Fox is not the first celebrity patient to become involved in debates over the treatment of Parkinson’s. In researching my new book, When Illness Goes Public: Celebrity Patients and How We Look at Medicine, I discovered the story of Margaret Bourke-White, the renowned photographer for Life Magazine and other publications. Bourke-White, whose deft fingers had snapped pictures of the survivors of Buchenwald and of Mohandas Gandhi in the hours before his assassination, began feeling stiffness in her hands and legs in 1954 when she was 49. Within four years she had twice undergone experimental brain surgery, specifically the insertion of alcohol to purposely damage a portion of the brain known as the thalamus.

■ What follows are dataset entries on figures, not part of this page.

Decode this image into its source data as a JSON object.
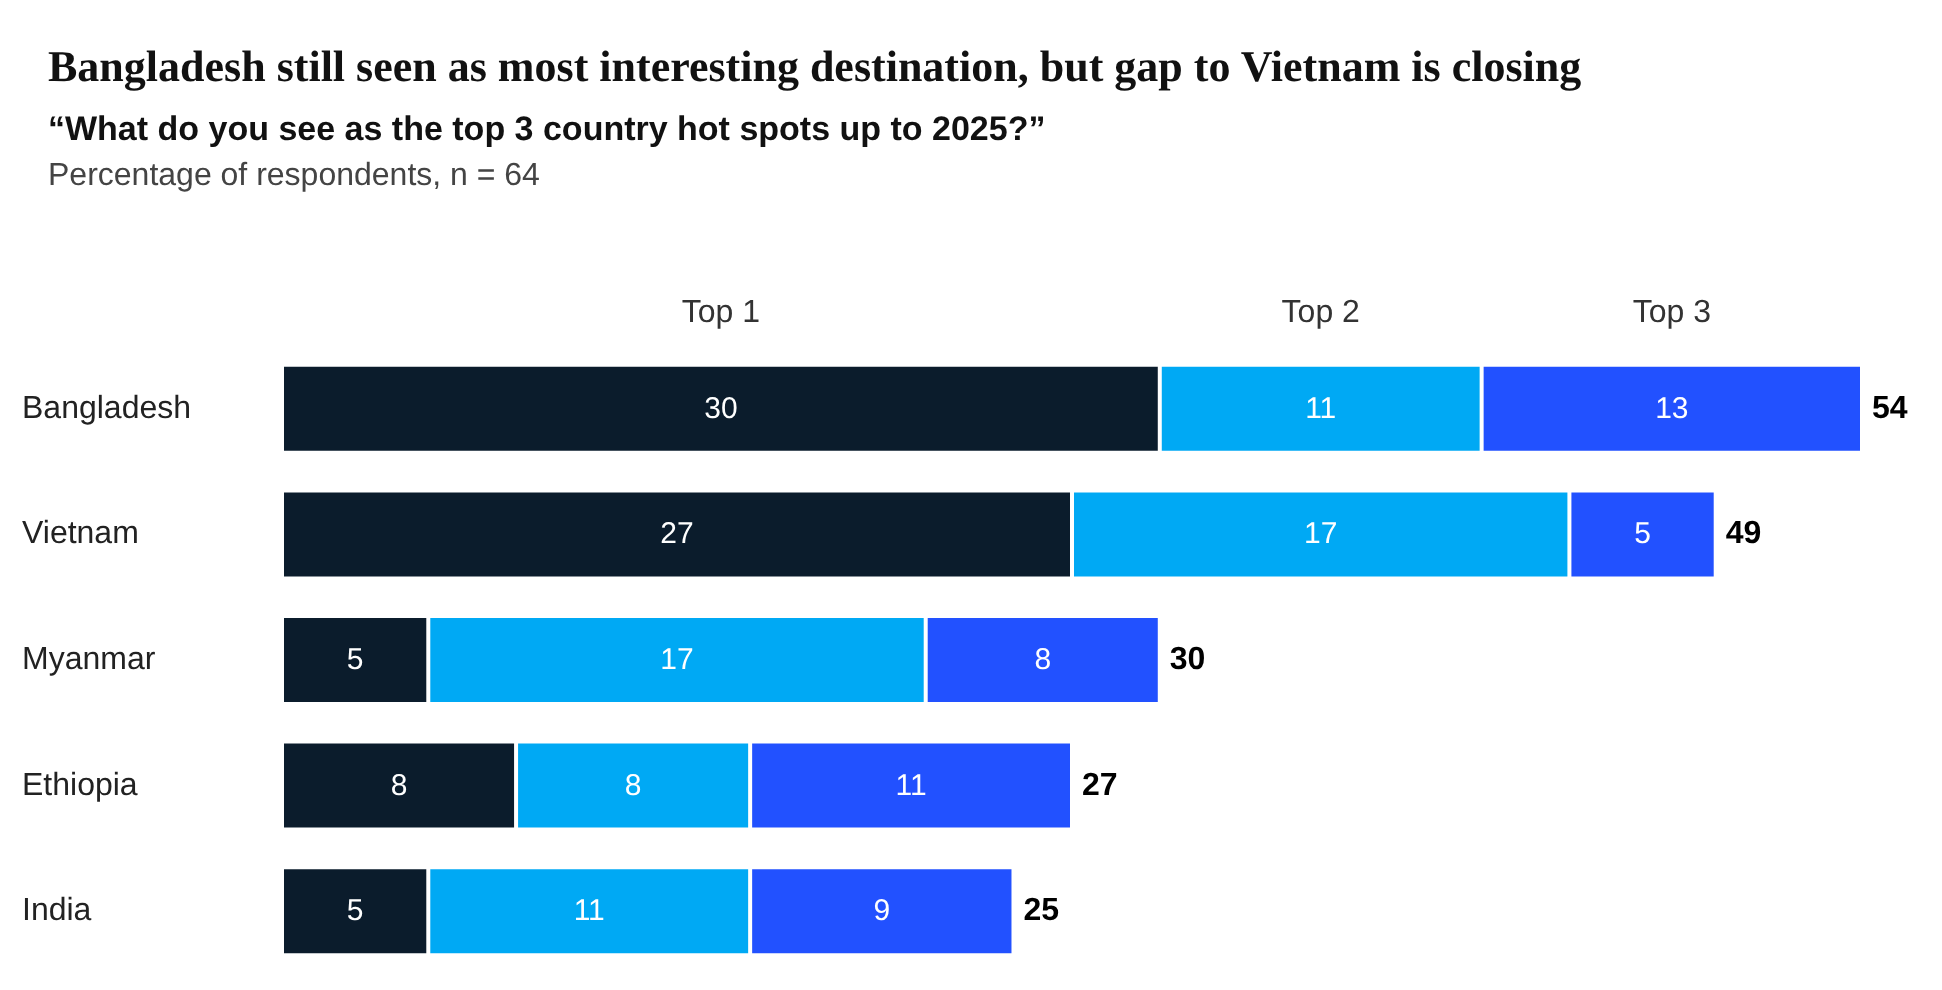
{
  "chart_data": {
    "type": "bar",
    "orientation": "horizontal",
    "stacked": true,
    "title": "Bangladesh still seen as most interesting destination, but gap to Vietnam is closing",
    "subtitle": "“What do you see as the top 3 country hot spots up to 2025?”",
    "annotations": [
      "Percentage of respondents, n = 64"
    ],
    "categories": [
      "Bangladesh",
      "Vietnam",
      "Myanmar",
      "Ethiopia",
      "India"
    ],
    "series": [
      {
        "name": "Top 1",
        "color": "#0b1c2c",
        "values": [
          30,
          27,
          5,
          8,
          5
        ]
      },
      {
        "name": "Top 2",
        "color": "#00a9f4",
        "values": [
          11,
          17,
          17,
          8,
          11
        ]
      },
      {
        "name": "Top 3",
        "color": "#2251ff",
        "values": [
          13,
          5,
          8,
          11,
          9
        ]
      }
    ],
    "totals": [
      "54",
      "49",
      "30",
      "27",
      "25"
    ],
    "data_labels": true,
    "tick_labels": "y",
    "legend": false
  }
}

Bourke-White went public with her treatment in the pages of Life in 1959 in an article entitled “Famous Lady’s Indomitable Fight.” As a result, she became a source of information and inspiration for other Parkinson’s patients around the world. “The doctors here say there is no cure,” a West Virginia woman told her, “but your story made me believe there is some help and hope.” Bourke-White, however, spent the rest of her life debating whether the operation, which had initially seemed so promising, had actually been of value for her or for other patients with whom she corresponded. Subsequent studies showed that it did not reliably relieve symptoms.

Although Bourke-White was not embarrassed about her looks when she first got sick, her public appearances became fewer and fever as her disease progressed. This is hardly surprising. The most visible “celebrity patients” have always been those “doing well” or those who have recovered from their disease, such as Betty Ford (breast cancer), Magic Johnson (AIDS) or Lance Armstrong (testicular cancer). There have been a few celebrities willing to go public as they worsened, most notably the actors William Talman and Yul Brynner, both of whom made anti-smoking public service announcements as they were dying from lung cancer.

Fox’s recent appearances, therefore, are relatively remarkable given that he was not ashamed to show how seriously ill he apparently is. Whether his severe body swaying and jerking motions, which knocked off his microphone on the Today show, are due to inadequate medications (as suggested by Limbaugh), too much medication (as suggested by Fox) or just a rotten case of Parkinson’s is not entirely clear. But Fox is to be commended for not hiding behind the reality of his illness.

And it is clearly his severe Parkinson’s, more so than any overtly political agenda, that has made him such a strong advocate of stem cell research. In this sense, Fox resembles hundreds of other celebrity patients whose diseases have led them to become public spokespeople and advocates for more research funding and innovative treatments. Will stem cells prove to be a false hope, like Margaret Bourke-White’s brain surgery? Or will they produce great advances in a disease that is still relentlessly progressive?

Of course, it is politics that will determine whether or not we ever get answers to these medical questions.